Tip 4: How to improve your credit score?

Your credit score is a number that reflects your creditworthiness. Borrowers with strong credit scores (higher the better) are usually offered the lowest interest rates, while those with low scores are offered the most expensive rates. Improving your number means more money in your pocket, literally.

A good rule of thumb: Maintain open lines of credit, make your payments on time, and don’t max out on your debt.

“I always recommend people to get a small credit card or to rotate them every single month, use them for small things like grocery bills or gas or anything like that and just pay it off at the end of the month,” Mourao said. And don’t max out all your cards. “I’ve had borrowers that have never missed a payment, but they’re maxed out on their debt, maxed out on their credit cards. I’ve seen those credit scores lower than a borrower who has missed payments but is not maxed out.”

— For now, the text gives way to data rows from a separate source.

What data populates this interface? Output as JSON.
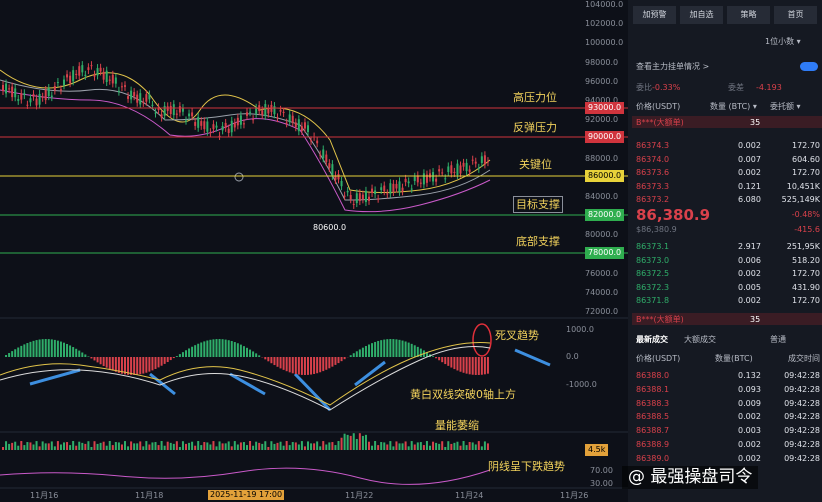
{
  "chart": {
    "price_axis": [
      "104000.0",
      "102000.0",
      "100000.0",
      "98000.0",
      "96000.0",
      "94000.0",
      "92000.0",
      "90000.0",
      "88000.0",
      "86000.0",
      "84000.0",
      "82000.0",
      "80000.0",
      "78000.0",
      "76000.0",
      "74000.0",
      "72000.0"
    ],
    "levels": [
      {
        "price": "93000.0",
        "text": "高压力位",
        "color": "#d0343d"
      },
      {
        "price": "90000.0",
        "text": "反弹压力",
        "color": "#d0343d"
      },
      {
        "price": "86000.0",
        "text": "关键位",
        "color": "#e8d23a"
      },
      {
        "price": "82000.0",
        "text": "目标支撑",
        "color": "#2fae4f"
      },
      {
        "price": "78000.0",
        "text": "底部支撑",
        "color": "#2fae4f"
      }
    ],
    "low_label": "80600.0",
    "macd_axis": [
      "1000.0",
      "0.0",
      "-1000.0"
    ],
    "annotations": [
      "死叉趋势",
      "黄白双线突破0轴上方",
      "量能萎缩",
      "阴线呈下跌趋势"
    ],
    "volume_label": "4.5k",
    "rsi_axis": [
      "70.00",
      "30.00"
    ],
    "x_axis": [
      "11月16",
      "11月18",
      "2025-11-19 17:00",
      "11月22",
      "11月24",
      "11月26"
    ]
  },
  "panel": {
    "buttons": [
      "加预警",
      "加自选",
      "策略",
      "首页"
    ],
    "precision": "1位小数 ▾",
    "main_orders": "查看主力挂单情况 >",
    "ratio_label": "委比",
    "ratio": "-0.33%",
    "diff_label": "委差",
    "diff": "-4.193",
    "headers": [
      "价格(USDT)",
      "数量 (BTC) ▾",
      "委托额 ▾"
    ],
    "big_order": "B***(大额单)",
    "big_order_count": "35",
    "asks": [
      [
        "86374.3",
        "0.002",
        "172.70"
      ],
      [
        "86374.0",
        "0.007",
        "604.60"
      ],
      [
        "86373.6",
        "0.002",
        "172.70"
      ],
      [
        "86373.3",
        "0.121",
        "10,451K"
      ],
      [
        "86373.2",
        "6.080",
        "525,149K"
      ]
    ],
    "last_price": "86,380.9",
    "change_pct": "-0.48%",
    "usd_price": "$86,380.9",
    "change": "-415.6",
    "bids": [
      [
        "86373.1",
        "2.917",
        "251,95K"
      ],
      [
        "86373.0",
        "0.006",
        "518.20"
      ],
      [
        "86372.5",
        "0.002",
        "172.70"
      ],
      [
        "86372.3",
        "0.005",
        "431.90"
      ],
      [
        "86371.8",
        "0.002",
        "172.70"
      ]
    ],
    "tabs": [
      "最新成交",
      "大额成交",
      "普通"
    ],
    "trade_headers": [
      "价格(USDT)",
      "数量(BTC)",
      "成交时间"
    ],
    "trades": [
      [
        "86388.0",
        "0.132",
        "09:42:28"
      ],
      [
        "86388.1",
        "0.093",
        "09:42:28"
      ],
      [
        "86388.3",
        "0.009",
        "09:42:28"
      ],
      [
        "86388.5",
        "0.002",
        "09:42:28"
      ],
      [
        "86388.7",
        "0.003",
        "09:42:28"
      ],
      [
        "86388.9",
        "0.002",
        "09:42:28"
      ],
      [
        "86389.0",
        "0.002",
        "09:42:28"
      ]
    ]
  },
  "watermark": "@ 最强操盘司令"
}
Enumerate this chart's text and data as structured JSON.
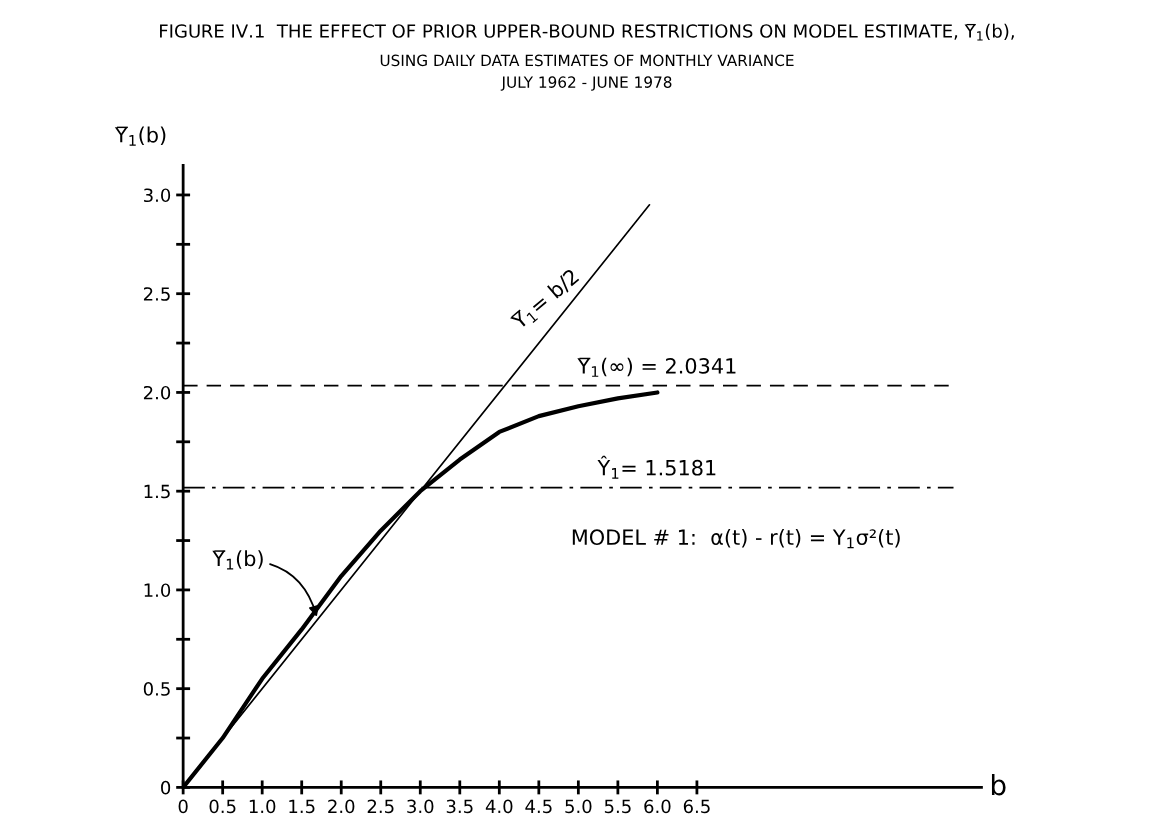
{
  "chart_data": {
    "type": "line",
    "title": "FIGURE IV.1  THE EFFECT OF PRIOR UPPER-BOUND RESTRICTIONS ON MODEL ESTIMATE, Y̅$_{1}$(b),",
    "subtitle": "USING DAILY DATA ESTIMATES OF MONTHLY VARIANCE\nJULY 1962 - JUNE 1978",
    "xlabel": "b",
    "ylabel": "Y̅$_{1}$(b)",
    "series": [
      {
        "x": [
          0,
          0.5,
          1.0,
          1.5,
          2.0,
          2.5,
          3.0,
          3.5,
          4.0,
          4.5,
          5.0,
          5.5,
          6.0
        ],
        "values": [
          0,
          0.25,
          0.55,
          0.8,
          1.07,
          1.3,
          1.5,
          1.66,
          1.8,
          1.88,
          1.93,
          1.97,
          2.0
        ],
        "color": "#000000"
      },
      {
        "x": [
          0,
          5.9
        ],
        "values": [
          0,
          2.95
        ],
        "color": "#000000"
      }
    ],
    "xlim": [
      0,
      10.1
    ],
    "xticks": [
      0,
      0.5,
      {
        "value": 1,
        "label": "1.0"
      },
      1.5,
      {
        "value": 2,
        "label": "2.0"
      },
      2.5,
      {
        "value": 3,
        "label": "3.0"
      },
      3.5,
      {
        "value": 4,
        "label": "4.0"
      },
      4.5,
      {
        "value": 5,
        "label": "5.0"
      },
      5.5,
      {
        "value": 6,
        "label": "6.0"
      },
      6.5
    ],
    "ylim": [
      0,
      3.15
    ],
    "yticks": [
      0,
      {
        "value": 0.25,
        "label": null
      },
      0.5,
      {
        "value": 0.75,
        "label": null
      },
      {
        "value": 1,
        "label": "1.0"
      },
      {
        "value": 1.25,
        "label": null
      },
      1.5,
      {
        "value": 1.75,
        "label": null
      },
      {
        "value": 2,
        "label": "2.0"
      },
      {
        "value": 2.25,
        "label": null
      },
      2.5,
      {
        "value": 2.75,
        "label": null
      },
      {
        "value": 3,
        "label": "3.0"
      }
    ],
    "ref_lines": [
      {
        "axis": "y",
        "value": 2.0341,
        "label": "Y̅$_{1}$(∞) = 2.0341",
        "line_style": "dashed",
        "color": "#000000"
      },
      {
        "axis": "y",
        "value": 1.5181,
        "label": "Ŷ$_{1}$= 1.5181",
        "line_style": "dashdot",
        "color": "#000000"
      }
    ],
    "annotations": [
      {
        "text": "Y̅$_{1}$= b/2",
        "x": 4.6,
        "y": 2.3
      },
      {
        "text": "Y̅$_{1}$(b)",
        "x": 1.7,
        "y": 0.85
      },
      "MODEL # 1:  α(t) - r(t) = Y$_{1}$σ²(t)"
    ],
    "grid": false,
    "legend": false,
    "marker": "none",
    "line_style": "solid"
  }
}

You can get a free credit report once per year from each of the three major credit bureaus. This is a great way to monitor your credit, spot inaccuracies, detect identity theft early, and qualify for competitive financing terms on your home loan.


Tip 5: How much of a down payment is needed to buy a home?

Your down payment will be determined by the type of loan you choose. First-time homebuyers, for instance, may qualify for just 3% down, land loans 20% down, construction loans 10% down. If you’re purchasing a home in eligible rural areas, you can obtain 100% financing, which means $0 down payment.

It’s important you find a loan officer who wants to learn about your needs, asks questions, finds the right answers for you, and, ultimately, wants you to prosper—not just at the closing, but throughout the life of your mortgage.


Country Bank is an Equal Housing Lender.